I’ve been running XBMC (X Box Media Centre) on my old modded xbox for some time now – hooked up to a telly it makes a handy way of watching DVDs, online media and networked media off a NAS drive. Given that XBMC works flawlessly off a machine with 64megs of ram and eeePC should be no problem.
So a visit to http://xbmc.org/ later and an install I got xbmc working – and it works really well.
Note that there are a few steps to go through rather than rely on Ubuntu’s built in add new software tool – you have to add the sources to the software sources control panel:
deb http://ppa.launchpad.net/team-xbmc-gutsy/ubuntu gutsy main
deb-src http://ppa.launchpad.net/team-xbmc-gutsy/ubuntu gutsy main
then type the following into the terminal application:
sudo apt-get update
sudo apt-get install xbmc
but once I’d got that over with XBMC appeared in the applications folder like normal.
The iplayer plugin works by using the BBC stream intended for ipod / iphone users .
(See comment below) The iplayer plugin uses the same streams as the Flash interface on the iPlayer website, in all it’s VP6 quality (higher-res than the iPhone stream), and with future improvements to the XBMC RTMP client, may also be able to stream the high-quality H264 streams also offered via the Flash interface instead.
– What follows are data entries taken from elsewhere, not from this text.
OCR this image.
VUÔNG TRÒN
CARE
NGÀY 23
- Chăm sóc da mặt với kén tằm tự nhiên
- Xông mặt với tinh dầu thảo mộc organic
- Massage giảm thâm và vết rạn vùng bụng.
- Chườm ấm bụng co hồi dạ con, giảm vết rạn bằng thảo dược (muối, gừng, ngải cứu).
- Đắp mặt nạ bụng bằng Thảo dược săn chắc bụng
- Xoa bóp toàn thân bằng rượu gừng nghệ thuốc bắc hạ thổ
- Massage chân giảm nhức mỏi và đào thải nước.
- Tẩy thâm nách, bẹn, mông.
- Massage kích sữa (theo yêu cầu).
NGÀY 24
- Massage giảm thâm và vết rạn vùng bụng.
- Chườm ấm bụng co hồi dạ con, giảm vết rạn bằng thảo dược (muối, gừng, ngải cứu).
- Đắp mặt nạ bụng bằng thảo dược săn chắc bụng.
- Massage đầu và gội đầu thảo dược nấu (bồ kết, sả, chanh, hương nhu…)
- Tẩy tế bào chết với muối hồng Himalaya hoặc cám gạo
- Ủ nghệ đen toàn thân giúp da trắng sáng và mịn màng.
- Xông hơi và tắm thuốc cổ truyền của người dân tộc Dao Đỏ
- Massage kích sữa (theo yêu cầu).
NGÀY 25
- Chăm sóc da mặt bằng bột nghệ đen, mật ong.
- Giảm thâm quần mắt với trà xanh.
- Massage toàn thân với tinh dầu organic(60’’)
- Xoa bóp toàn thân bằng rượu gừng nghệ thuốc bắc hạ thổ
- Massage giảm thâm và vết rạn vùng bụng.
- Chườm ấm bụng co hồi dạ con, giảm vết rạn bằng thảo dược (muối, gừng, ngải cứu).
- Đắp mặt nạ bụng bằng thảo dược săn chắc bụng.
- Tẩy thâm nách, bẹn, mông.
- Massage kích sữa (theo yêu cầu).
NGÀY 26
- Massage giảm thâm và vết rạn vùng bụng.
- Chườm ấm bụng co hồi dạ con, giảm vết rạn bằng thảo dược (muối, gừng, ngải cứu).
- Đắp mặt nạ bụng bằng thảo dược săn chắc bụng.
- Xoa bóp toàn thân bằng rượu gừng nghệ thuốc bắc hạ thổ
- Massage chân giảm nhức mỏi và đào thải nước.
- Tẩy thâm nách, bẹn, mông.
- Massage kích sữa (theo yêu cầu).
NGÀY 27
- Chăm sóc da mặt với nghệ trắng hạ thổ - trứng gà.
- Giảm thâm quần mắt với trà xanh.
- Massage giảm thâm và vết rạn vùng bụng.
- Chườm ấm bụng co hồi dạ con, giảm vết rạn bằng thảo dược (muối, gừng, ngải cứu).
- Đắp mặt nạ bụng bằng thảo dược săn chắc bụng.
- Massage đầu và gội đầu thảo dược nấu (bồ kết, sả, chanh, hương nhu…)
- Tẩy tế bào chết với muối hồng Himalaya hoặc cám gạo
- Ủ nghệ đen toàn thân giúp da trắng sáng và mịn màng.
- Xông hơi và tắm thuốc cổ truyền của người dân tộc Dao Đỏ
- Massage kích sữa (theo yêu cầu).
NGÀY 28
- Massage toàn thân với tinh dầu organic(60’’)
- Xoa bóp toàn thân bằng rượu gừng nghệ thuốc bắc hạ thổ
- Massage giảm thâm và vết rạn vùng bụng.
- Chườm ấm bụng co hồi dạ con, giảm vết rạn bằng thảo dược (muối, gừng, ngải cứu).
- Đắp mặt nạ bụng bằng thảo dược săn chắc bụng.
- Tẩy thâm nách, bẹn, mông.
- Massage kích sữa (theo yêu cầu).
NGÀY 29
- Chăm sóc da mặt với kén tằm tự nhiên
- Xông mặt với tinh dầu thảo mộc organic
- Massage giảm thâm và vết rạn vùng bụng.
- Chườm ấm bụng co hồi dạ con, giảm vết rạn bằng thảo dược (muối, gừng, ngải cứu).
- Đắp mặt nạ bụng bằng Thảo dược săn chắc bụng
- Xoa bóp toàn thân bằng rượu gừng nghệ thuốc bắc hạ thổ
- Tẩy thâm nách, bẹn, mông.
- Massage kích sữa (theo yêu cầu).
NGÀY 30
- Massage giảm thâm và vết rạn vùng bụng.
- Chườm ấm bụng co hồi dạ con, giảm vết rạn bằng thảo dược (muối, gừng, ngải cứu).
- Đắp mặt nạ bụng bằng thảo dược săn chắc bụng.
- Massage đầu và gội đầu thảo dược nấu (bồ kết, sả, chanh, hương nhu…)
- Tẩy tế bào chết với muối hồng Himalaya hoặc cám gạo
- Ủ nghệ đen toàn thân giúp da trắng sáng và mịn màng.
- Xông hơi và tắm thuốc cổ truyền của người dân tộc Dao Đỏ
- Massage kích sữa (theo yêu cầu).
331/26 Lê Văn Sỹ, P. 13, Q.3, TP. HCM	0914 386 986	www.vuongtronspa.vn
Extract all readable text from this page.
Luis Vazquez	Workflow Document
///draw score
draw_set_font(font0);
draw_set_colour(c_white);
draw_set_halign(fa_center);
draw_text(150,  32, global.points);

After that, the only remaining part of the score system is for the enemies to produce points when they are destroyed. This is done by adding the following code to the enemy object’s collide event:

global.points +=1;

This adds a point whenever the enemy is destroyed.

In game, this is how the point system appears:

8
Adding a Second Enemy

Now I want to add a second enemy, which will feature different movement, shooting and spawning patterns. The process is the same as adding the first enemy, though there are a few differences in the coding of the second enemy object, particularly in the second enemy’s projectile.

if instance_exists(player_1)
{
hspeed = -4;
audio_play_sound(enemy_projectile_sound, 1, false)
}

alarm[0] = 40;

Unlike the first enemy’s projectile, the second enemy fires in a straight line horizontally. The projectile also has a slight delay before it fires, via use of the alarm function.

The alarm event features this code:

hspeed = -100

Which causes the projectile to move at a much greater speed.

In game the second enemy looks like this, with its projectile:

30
Which explains why it looks better on the eeepc than on my iphone.
And I can report that it works in full screen no problem with the eee. Which makes the possibility of the eee becomming a handy ultra portable media centre. There are a few issues – very occasionally it freezes after watching a programme, and it doesn’t work smoothly with compiz, but these are really minor – the more I play with XBMC the more it impresses me.